The governors worked to ensure the federal health reform law met the needs of the states, and will point to numerous benefits to the states from the federal-state partnership including:
 
Health insurance coverage for pre-existing medical conditions, which experience shows can only be sustained if individuals are discouraged from waiting until they become sick or injured to obtain health insurance.

Federal funding for programs that are now wholly state-funded or have waiting lists because of lack of funds, such as Washington’s Basic Health Plan that provides subsidized health insurance for low-income individuals.

Significant reductions in the “hidden tax” on the medical and insurance costs of those who pay their bills when the uninsured do not pay for health care they receive

Measures to control the skyrocketing costs of health insurance, which will help the economies of their states. 

 
Other benefits of the Act include:

·         Affordable health insurance for middle class families and small businesses through tax incentives and credits;

·         Peace of mind for citizens, who will know if they lose their job, change jobs or start a business, they will be able to purchase quality, affordable care in a new competitive health care market;

·         Coverage for those with pre-existing conditions who are often denied the health care insurance they so desperately need;

·         Coverage for young adults up to age 26 who rely on their parents’ health care policies;  and

·         Tough consumer protections to rein in the worst abuses of the insurance industry.

McKenna responds to governors’ motion opposing health care mandate lawsuit

OLYMPIA— Attorney General Rob McKenna issued the following statement in response to today’s announcement that Gov.

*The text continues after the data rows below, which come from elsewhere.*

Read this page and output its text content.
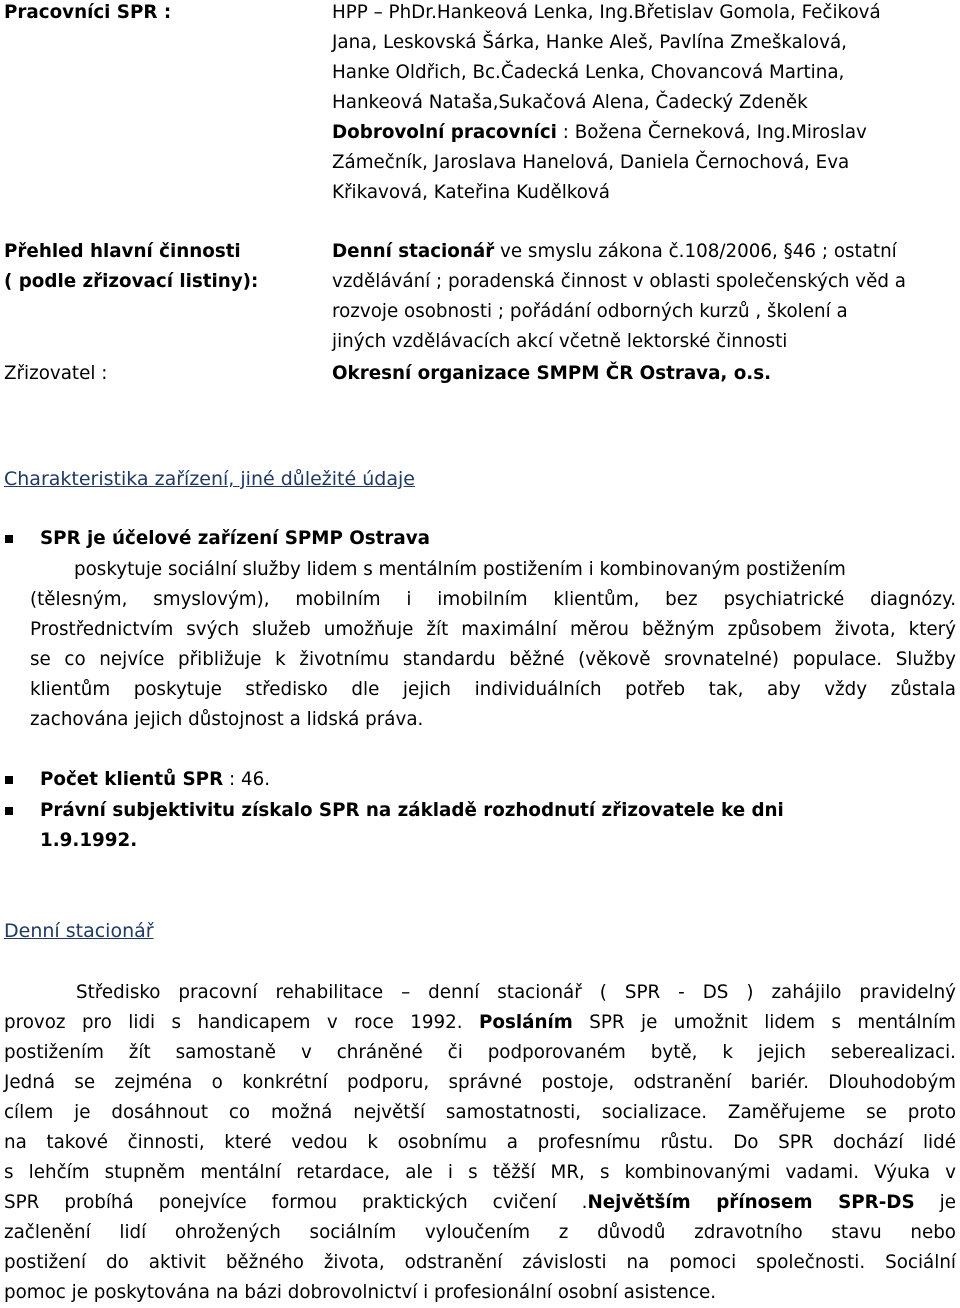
Pracovníci SPR :	HPP – PhDr.Hankeová Lenka, Ing.Břetislav Gomola, Fečiková
Jana, Leskovská Šárka, Hanke Aleš, Pavlína Zmeškalová,
Hanke Oldřich, Bc.Čadecká Lenka, Chovancová Martina,
Hankeová Nataša,Sukačová Alena, Čadecký Zdeněk
Dobrovolní pracovníci : Božena Černeková, Ing.Miroslav
Zámečník, Jaroslava Hanelová, Daniela Černochová, Eva
Křikavová, Kateřina Kudělková
Přehled hlavní činnosti
( podle zřizovací listiny):
Denní stacionář ve smyslu zákona č.108/2006, §46 ; ostatní
vzdělávání ; poradenská činnost v oblasti společenských věd a
rozvoje osobnosti ; pořádání odborných kurzů , školení a
jiných vzdělávacích akcí včetně lektorské činnosti
Zřizovatel :	Okresní organizace SMPM ČR Ostrava, o.s.
Charakteristika zařízení, jiné důležité údaje
SPR je účelové zařízení SPMP Ostrava
poskytuje sociální služby lidem s mentálním postižením i kombinovaným postižením
(tělesným, smyslovým), mobilním i imobilním klientům, bez psychiatrické diagnózy.
Prostřednictvím svých služeb umožňuje žít maximální měrou běžným způsobem života, který
se co nejvíce přibližuje k životnímu standardu běžné (věkově srovnatelné) populace. Služby
klientům poskytuje středisko dle jejich individuálních potřeb tak, aby vždy zůstala
zachována jejich důstojnost a lidská práva.
Počet klientů SPR : 46.
Právní subjektivitu získalo SPR na základě rozhodnutí zřizovatele ke dni
1.9.1992.
Denní stacionář
Středisko pracovní rehabilitace – denní stacionář ( SPR - DS ) zahájilo pravidelný
provoz pro lidi s handicapem v roce 1992. Posláním SPR je umožnit lidem s mentálním
postižením žít samostaně v chráněné či podporovaném bytě, k jejich seberealizaci.
Jedná se zejména o konkrétní podporu, správné postoje, odstranění bariér. Dlouhodobým
cílem je dosáhnout co možná největší samostatnosti, socializace. Zaměřujeme se proto
na takové činnosti, které vedou k osobnímu a profesnímu růstu. Do SPR dochází lidé
s lehčím stupněm mentální retardace, ale i s těžší MR, s kombinovanými vadami. Výuka v
SPR probíhá ponejvíce formou praktických cvičení .Největším přínosem SPR-DS je
začlenění lidí ohrožených sociálním vyloučením z důvodů zdravotního stavu nebo
postižení do aktivit běžného života, odstranění závislosti na pomoci společnosti. Sociální
pomoc je poskytována na bázi dobrovolnictví i profesionální osobní asistence.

Gregoire and three other governors filed a “friend of the court” brief in support of newly adopted federal health care mandates.

“The 20 states, represented by 16 attorneys general and four governors, members of the National Federation of Independent Business and individuals affected by these new mandates filed this lawsuit because health care reform is too important to build on an unconstitutional foundation,” McKenna said.

“The requirement that every individual obtain qualified health care coverage or pay a penalty is an unprecedented expansion of the federal government’s powers that deserves scrutiny by our courts,” he said. “Similarly, we believe the massive expansion of the Medicaid program will unconstitutionally require states to spend billions more on this program at a time when state budgets are already in crisis.”

Background:

McKenna joined 12 other state plaintiffs, including Louisiana’s Democratic Attorney General, in filing this lawsuit on March 23, 2010. The suit was amended on May 14, 2010, to add seven additional states, including four governors, the National Federation of Independent Business and two individual plaintiffs. The lawsuit alleges that the new law infringes upon the constitutional rights of individuals by mandating all citizens and legal residents have qualifying health care coverage or pay a tax penalty. By imposing such a mandate, the law exceeds the powers of the United States under Article I of the Constitution. Additionally, the tax penalty required under the law constitutes an unlawful direct tax in violation of Article I, sections 2 and 9 of the Constitution.

The lawsuit further claims the health care reform law infringes on the sovereignty of the states and Tenth Amendment to the Constitution by imposing onerous new operating rules that Washington must follow as well as requiring the state to spend billions of additional dollars without providing funds or resources to meet the state’s cost of implementing the law.

The US Department of Justice filed its motion to dismiss on June 16, 2010, and the case is scheduled for oral argument before Judge Roger Vinson of the US District Court for the Northern District of Florida Pensacola Division at 9 a.m. on Sept. 14, 2010.